COLUMN: The season no one imagined | WVU Mountaineers

MORGANTOWN – It wasn’t how Taz Sherman imagined it.

There he is, the newest member of the 1,000-point club from West Virginia, sitting there for a post-game interview. No one, however, was there to hand him the match ball. His family, who had come to watch him play TCU and take the leap, didn’t shake his hand, patting his back.

Instead of a wonderful, happy moment where he could recount the highlights of his career, the joy of that 17th point of a game in which he would score 23 as he passed through the basket behind the 3-point line to cap a streak of him scoring 10 straight points to bring WVU within a point at halftime, he felt like he was in a dentist’s chair having his teeth pulled.

“I’m just tired of losing. It’s really hard to do. I just don’t like losing,” Sherman said. “I don’t think anyone in our team has had such a losing streak except for one person. I’ve never lost like that personally and it’s tough.

Ultimately, if you’re the right kind of competitor, you’re playing the game to win. The roar of the crowd is nice, the personal accolades indicate that the hard work you’ve put in over the years has paid off, but we’re social creatures and the teams are like families.

You win together and you lose together, and each loss hurts more than the last. The real problem comes when you become numb, accept it.

The great ones never reach this stage.

“You don’t want to win just for yourself,” Sherman said, obviously having trouble with the whole scene. “You want to win for the team, for the technical staff. You want to win for everyone who supports you, for your family. You have people who are constantly watching you in every game hoping that you will do better… and we let’s not.

“I would like to say that we have to overcome the difficulty, but losing 11 out of 12 games is not a difficulty,” he continued. “There is something wrong and we have to figure it out now. It’s never too little, too late. We still have games left and the Big 12 tournament remains.

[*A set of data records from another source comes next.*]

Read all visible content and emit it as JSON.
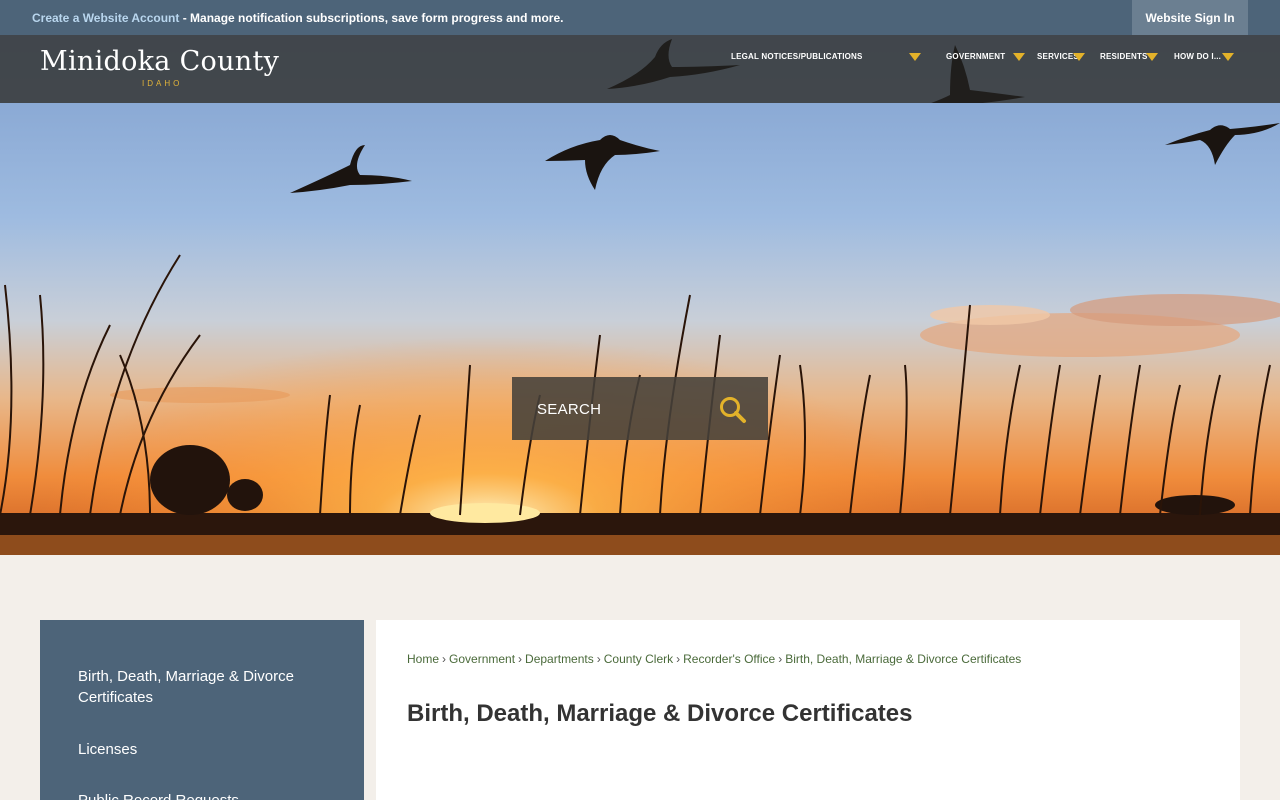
{
  "topbar": {
    "create_link": "Create a Website Account",
    "message": " - Manage notification subscriptions, save form progress and more.",
    "signin": "Website Sign In"
  },
  "logo": {
    "title": "Minidoka County",
    "subtitle": "IDAHO"
  },
  "nav": [
    {
      "label": "LEGAL NOTICES/PUBLICATIONS"
    },
    {
      "label": "GOVERNMENT"
    },
    {
      "label": "SERVICES"
    },
    {
      "label": "RESIDENTS"
    },
    {
      "label": "HOW DO I..."
    }
  ],
  "search": {
    "placeholder": "SEARCH"
  },
  "sidebar": {
    "items": [
      "Birth, Death, Marriage & Divorce Certificates",
      "Licenses",
      "Public Record Requests"
    ]
  },
  "breadcrumb": {
    "items": [
      "Home",
      "Government",
      "Departments",
      "County Clerk",
      "Recorder's Office"
    ],
    "current": "Birth, Death, Marriage & Divorce Certificates"
  },
  "page": {
    "title": "Birth, Death, Marriage & Divorce Certificates"
  },
  "colors": {
    "accent": "#e3b22a",
    "nav_bar": "#4d6479"
  }
}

Funnily enough, despite his offensive explosion and the milestone reached, his mood couldn’t be better than that of his backcourt partner, Sean McNeil, who went through the game without making a basket…just another of the many reasons they didn’t. couldn’t beat TCU.

“He hasn’t been shooting well in practice lately,” coach Bob Huggins said. “You go through these spells where you don’t shoot very well. I think a lot of things went through his head. We try not to talk to him too much about it.

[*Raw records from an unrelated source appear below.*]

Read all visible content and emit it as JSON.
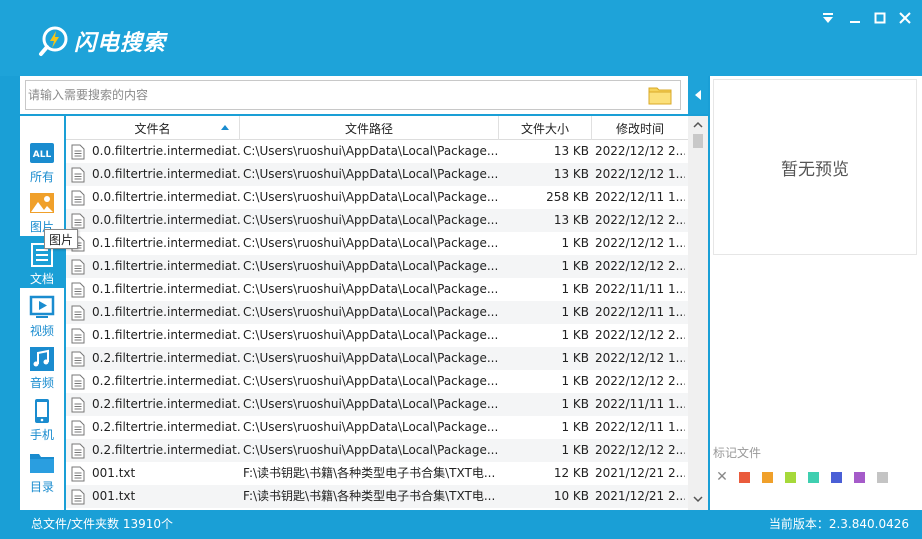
{
  "app": {
    "title": "闪电搜索",
    "version_label": "当前版本：2.3.840.0426"
  },
  "search": {
    "placeholder": "请输入需要搜索的内容",
    "value": ""
  },
  "sidebar": {
    "categories": [
      {
        "label": "所有",
        "icon": "all-icon"
      },
      {
        "label": "图片",
        "icon": "image-icon"
      },
      {
        "label": "文档",
        "icon": "document-icon",
        "active": true
      },
      {
        "label": "视频",
        "icon": "video-icon"
      },
      {
        "label": "音频",
        "icon": "music-icon"
      },
      {
        "label": "手机",
        "icon": "phone-icon"
      },
      {
        "label": "目录",
        "icon": "folder-icon"
      }
    ],
    "tooltip": "图片"
  },
  "table": {
    "columns": [
      "文件名",
      "文件路径",
      "文件大小",
      "修改时间"
    ],
    "rows": [
      [
        "0.0.filtertrie.intermediat...",
        "C:\\Users\\ruoshui\\AppData\\Local\\Package...",
        "13 KB",
        "2022/12/12 2..."
      ],
      [
        "0.0.filtertrie.intermediat...",
        "C:\\Users\\ruoshui\\AppData\\Local\\Package...",
        "13 KB",
        "2022/12/12 1..."
      ],
      [
        "0.0.filtertrie.intermediat...",
        "C:\\Users\\ruoshui\\AppData\\Local\\Package...",
        "258 KB",
        "2022/12/11 1..."
      ],
      [
        "0.0.filtertrie.intermediat...",
        "C:\\Users\\ruoshui\\AppData\\Local\\Package...",
        "13 KB",
        "2022/12/12 2..."
      ],
      [
        "0.1.filtertrie.intermediat...",
        "C:\\Users\\ruoshui\\AppData\\Local\\Package...",
        "1 KB",
        "2022/12/12 1..."
      ],
      [
        "0.1.filtertrie.intermediat...",
        "C:\\Users\\ruoshui\\AppData\\Local\\Package...",
        "1 KB",
        "2022/12/12 2..."
      ],
      [
        "0.1.filtertrie.intermediat...",
        "C:\\Users\\ruoshui\\AppData\\Local\\Package...",
        "1 KB",
        "2022/11/11 1..."
      ],
      [
        "0.1.filtertrie.intermediat...",
        "C:\\Users\\ruoshui\\AppData\\Local\\Package...",
        "1 KB",
        "2022/12/11 1..."
      ],
      [
        "0.1.filtertrie.intermediat...",
        "C:\\Users\\ruoshui\\AppData\\Local\\Package...",
        "1 KB",
        "2022/12/12 2..."
      ],
      [
        "0.2.filtertrie.intermediat...",
        "C:\\Users\\ruoshui\\AppData\\Local\\Package...",
        "1 KB",
        "2022/12/12 1..."
      ],
      [
        "0.2.filtertrie.intermediat...",
        "C:\\Users\\ruoshui\\AppData\\Local\\Package...",
        "1 KB",
        "2022/12/12 2..."
      ],
      [
        "0.2.filtertrie.intermediat...",
        "C:\\Users\\ruoshui\\AppData\\Local\\Package...",
        "1 KB",
        "2022/11/11 1..."
      ],
      [
        "0.2.filtertrie.intermediat...",
        "C:\\Users\\ruoshui\\AppData\\Local\\Package...",
        "1 KB",
        "2022/12/11 1..."
      ],
      [
        "0.2.filtertrie.intermediat...",
        "C:\\Users\\ruoshui\\AppData\\Local\\Package...",
        "1 KB",
        "2022/12/12 2..."
      ],
      [
        "001.txt",
        "F:\\读书钥匙\\书籍\\各种类型电子书合集\\TXT电...",
        "12 KB",
        "2021/12/21 2..."
      ],
      [
        "001.txt",
        "F:\\读书钥匙\\书籍\\各种类型电子书合集\\TXT电...",
        "10 KB",
        "2021/12/21 2..."
      ]
    ]
  },
  "preview": {
    "empty_text": "暂无预览",
    "mark_title": "标记文件",
    "mark_colors": [
      "#ea5b3c",
      "#f0a02a",
      "#a6d93a",
      "#3fcfb0",
      "#4a5fd6",
      "#a55bc9",
      "#c4c4c4"
    ]
  },
  "status": {
    "total_label": "总文件/文件夹数 13910个"
  },
  "colors": {
    "accent": "#1a9fd6",
    "icon_blue": "#1a8ccf"
  }
}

It had been over two years since McNeil had been shut out in a game.

Sherman came to WVU out of college with a reputation as a scoring machine. He was coming to play for a coach who was on a straight path to the Hall of Fame, to play in a program that had a rich history in the sport, producing the likes of Jerry West and Hot Rod Hundley.

It was a team that needed what he was giving them, but the college basketball world just went crazy. COVID-19 shut down play at the time of the tournament two years ago.

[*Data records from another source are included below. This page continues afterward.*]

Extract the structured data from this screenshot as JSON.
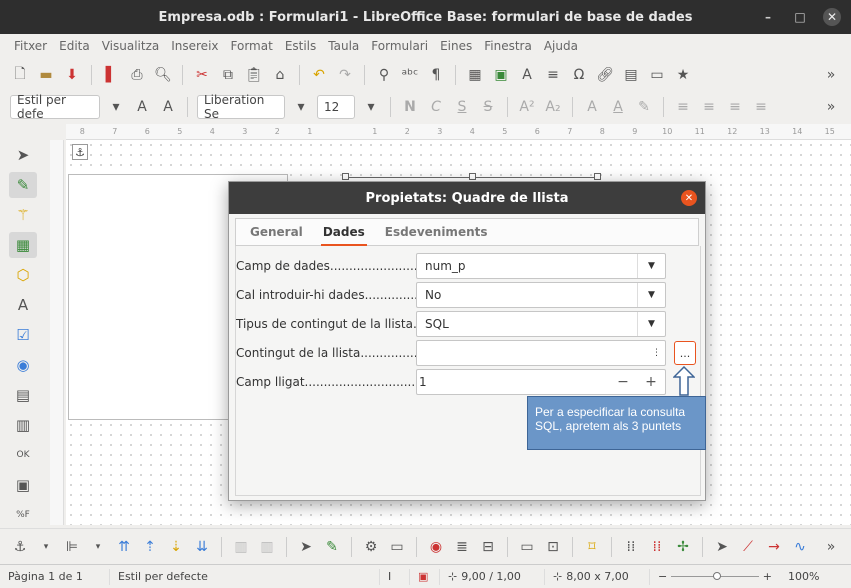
{
  "window": {
    "title": "Empresa.odb : Formulari1 - LibreOffice Base: formulari de base de dades",
    "minimize_icon": "minimize-icon",
    "maximize_icon": "maximize-icon",
    "close_icon": "close-icon"
  },
  "menubar": {
    "items": [
      "Fitxer",
      "Edita",
      "Visualitza",
      "Insereix",
      "Format",
      "Estils",
      "Taula",
      "Formulari",
      "Eines",
      "Finestra",
      "Ajuda"
    ]
  },
  "format_toolbar": {
    "paragraph_style": "Estil per defe",
    "font_name": "Liberation Se",
    "font_size": "12"
  },
  "dialog": {
    "title": "Propietats: Quadre de llista",
    "tabs": [
      "General",
      "Dades",
      "Esdeveniments"
    ],
    "active_tab": "Dades",
    "properties": [
      {
        "label": "Camp de dades............................",
        "value": "num_p"
      },
      {
        "label": "Cal introduir-hi dades.................",
        "value": "No"
      },
      {
        "label": "Tipus de contingut de la llista....",
        "value": "SQL"
      },
      {
        "label": "Contingut de la llista..................",
        "value": ""
      },
      {
        "label": "Camp lligat................................",
        "value": "1"
      }
    ],
    "ellipsis_label": "...",
    "spin_minus": "−",
    "spin_plus": "+"
  },
  "callout": {
    "text": "Per a especificar la consulta SQL, apretem als 3 puntets"
  },
  "statusbar": {
    "page": "Pàgina 1 de 1",
    "style": "Estil per defecte",
    "position": "9,00 / 1,00",
    "size": "8,00 x 7,00",
    "zoom": "100%"
  },
  "ruler": {
    "ticks": [
      "8",
      "7",
      "6",
      "5",
      "4",
      "3",
      "2",
      "1",
      "",
      "1",
      "2",
      "3",
      "4",
      "5",
      "6",
      "7",
      "8",
      "9",
      "10",
      "11",
      "12",
      "13",
      "14",
      "15"
    ]
  },
  "colors": {
    "accent": "#e9541f",
    "titlebar": "#2e2e2e",
    "callout": "#6b96c8"
  }
}
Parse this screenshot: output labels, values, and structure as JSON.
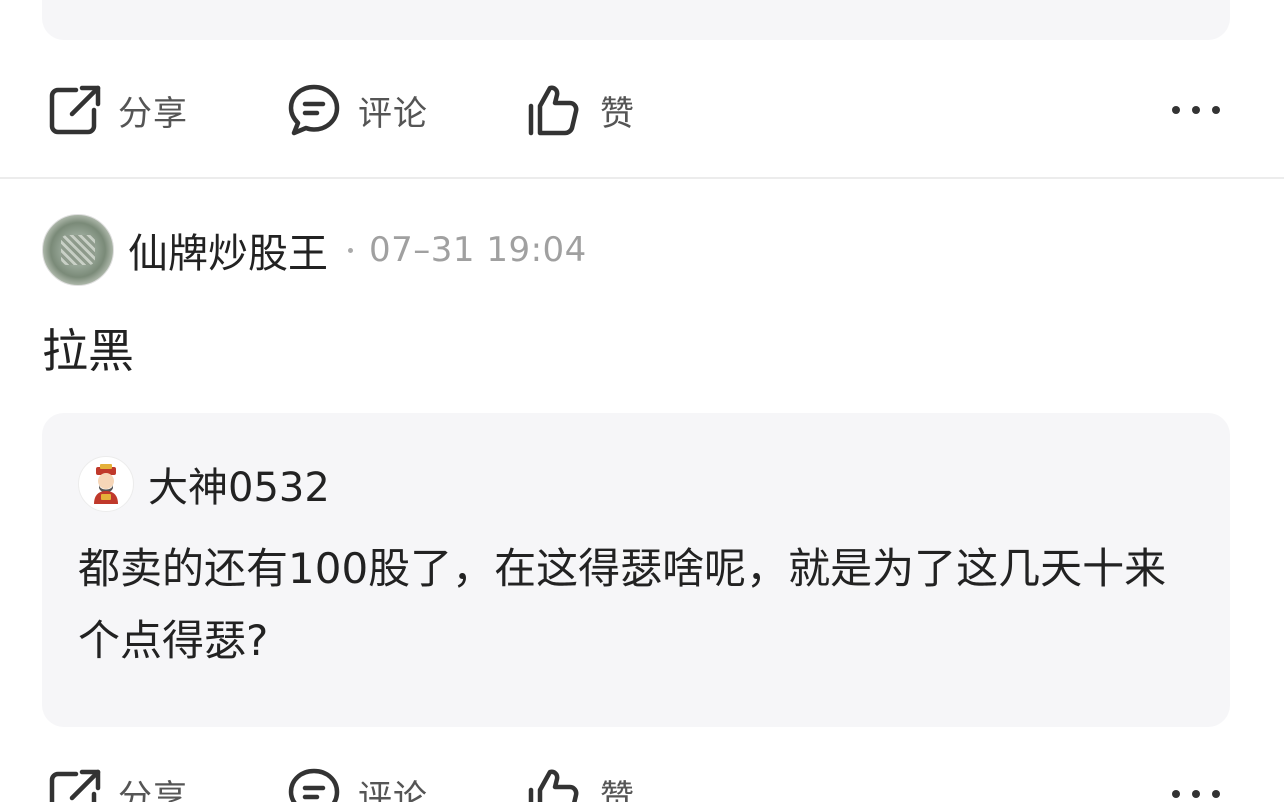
{
  "actions_top": {
    "share_label": "分享",
    "comment_label": "评论",
    "like_label": "赞",
    "icons": {
      "share": "share-icon",
      "comment": "comment-icon",
      "like": "thumbs-up-icon",
      "more": "more-dots-icon"
    }
  },
  "post": {
    "author": "仙牌炒股王",
    "time": "07–31 19:04",
    "content": "拉黑",
    "quote": {
      "username": "大神0532",
      "text": "都卖的还有100股了，在这得瑟啥呢，就是为了这几天十来个点得瑟?"
    }
  },
  "actions_bottom": {
    "share_label": "分享",
    "comment_label": "评论",
    "like_label": "赞"
  },
  "colors": {
    "card_bg": "#f6f6f8",
    "text": "#222222",
    "muted": "#a0a0a0",
    "icon": "#333333"
  }
}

Last year, perhaps the best player in the game was traded off the program to Kentucky — Oscar Tshiebwe — and Miles “Deuce” McBride and Derek Culver turned pro after the season.

The expected player base for this year, along with Sherman, McNeil and Jalen Bridges, are gone.

Still, there was a 13-2 start and long-term hopes in the NCAA Tournament were floating in the air when Big 12 play began…but WVU has only won three games since then and now sits at 14- 13.

A place in the tournament is in doubt, a winning season is in jeopardy and despite 40 years of experience as a head coach, Bob Huggins has no answers.

He’s only had one day off since the last loss and is now heading to Iowa State, the only team the Mountaineers beat in their freefall, but they have to play Ames.

It’s not good news, being 1-8 on the road and facing an angry and mad team about their own struggles and looking for revenge in a 7pm game to be shown on ESPNU on Wednesday.